To point, there is really no question that Dotcom is generally not a good guy. He is a shady business man at best. It just happens that many people consider his brand of evil to be absolutely dwarfed by the motives and tactics of his government adversaries.


> If DotKom so bad why are they so bad at making him look bad.

To make Kim Dotcom look bad, just spell his surname with a K instead of a C in the middle. It evokes images of the German and Russian languages, rather than the French, and hence Nazi and Soviet undertones rather than romance and the Riviera. Imagery has more impact on public opinion than informed discussions.


>This is a PR move, it has nothing to do with a trial.

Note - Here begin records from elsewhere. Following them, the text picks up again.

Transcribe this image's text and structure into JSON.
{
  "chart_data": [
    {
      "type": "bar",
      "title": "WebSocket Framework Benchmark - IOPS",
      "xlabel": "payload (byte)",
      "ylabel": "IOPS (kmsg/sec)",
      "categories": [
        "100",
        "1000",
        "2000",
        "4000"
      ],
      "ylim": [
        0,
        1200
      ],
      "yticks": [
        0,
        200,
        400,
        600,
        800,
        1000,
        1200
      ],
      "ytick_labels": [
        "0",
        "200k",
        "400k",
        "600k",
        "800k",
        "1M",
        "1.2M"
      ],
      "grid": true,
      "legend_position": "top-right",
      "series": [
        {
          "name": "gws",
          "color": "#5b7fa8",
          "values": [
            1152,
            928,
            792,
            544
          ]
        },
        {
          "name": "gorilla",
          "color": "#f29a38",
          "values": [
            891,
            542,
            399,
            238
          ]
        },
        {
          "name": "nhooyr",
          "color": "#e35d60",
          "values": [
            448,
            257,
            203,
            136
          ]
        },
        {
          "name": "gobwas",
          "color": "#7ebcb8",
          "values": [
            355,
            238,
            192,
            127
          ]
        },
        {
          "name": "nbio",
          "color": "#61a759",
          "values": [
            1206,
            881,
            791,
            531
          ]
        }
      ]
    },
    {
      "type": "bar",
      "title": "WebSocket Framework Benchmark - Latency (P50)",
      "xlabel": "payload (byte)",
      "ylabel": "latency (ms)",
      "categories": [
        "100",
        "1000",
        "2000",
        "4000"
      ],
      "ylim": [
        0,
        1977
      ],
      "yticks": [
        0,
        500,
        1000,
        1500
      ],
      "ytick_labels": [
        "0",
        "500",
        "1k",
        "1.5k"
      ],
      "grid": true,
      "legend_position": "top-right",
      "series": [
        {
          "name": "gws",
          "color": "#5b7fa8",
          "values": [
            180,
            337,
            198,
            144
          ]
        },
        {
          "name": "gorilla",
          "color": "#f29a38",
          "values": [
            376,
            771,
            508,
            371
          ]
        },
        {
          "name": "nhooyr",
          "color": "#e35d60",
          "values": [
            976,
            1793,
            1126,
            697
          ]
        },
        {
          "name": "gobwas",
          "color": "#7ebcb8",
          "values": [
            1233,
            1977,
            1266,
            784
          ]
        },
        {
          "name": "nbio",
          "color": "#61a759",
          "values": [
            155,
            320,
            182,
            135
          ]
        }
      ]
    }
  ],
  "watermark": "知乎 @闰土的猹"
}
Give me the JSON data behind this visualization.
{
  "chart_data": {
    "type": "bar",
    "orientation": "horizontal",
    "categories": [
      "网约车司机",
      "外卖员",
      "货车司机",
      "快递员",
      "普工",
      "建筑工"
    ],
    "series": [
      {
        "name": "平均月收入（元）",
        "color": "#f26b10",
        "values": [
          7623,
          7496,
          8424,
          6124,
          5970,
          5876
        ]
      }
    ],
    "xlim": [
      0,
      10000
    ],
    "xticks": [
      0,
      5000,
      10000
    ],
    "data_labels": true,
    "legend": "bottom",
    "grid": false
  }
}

I am not sure about your reading comprehension, it sounds like a slam dunk to me.


Perhaps, but breaking laws to get evidence usually results in it being inadmissible. And wow did they break laws, all the way up to the PM. And they still are with the tracking and bugging that is going on.


Yes. NZ's incompetence may save his dumb ass.


Like Saddam's WMDs?


It's not clear to me, are you saying this was bitched by the US justice department? From the perspective of a New Zealander, I'd say it was well played. The dirty work was carried out over here by willing participants. The only down side has been that a few politicians who could not be more America friendly, mainly Banks and Key, have come out looking a touch dirty.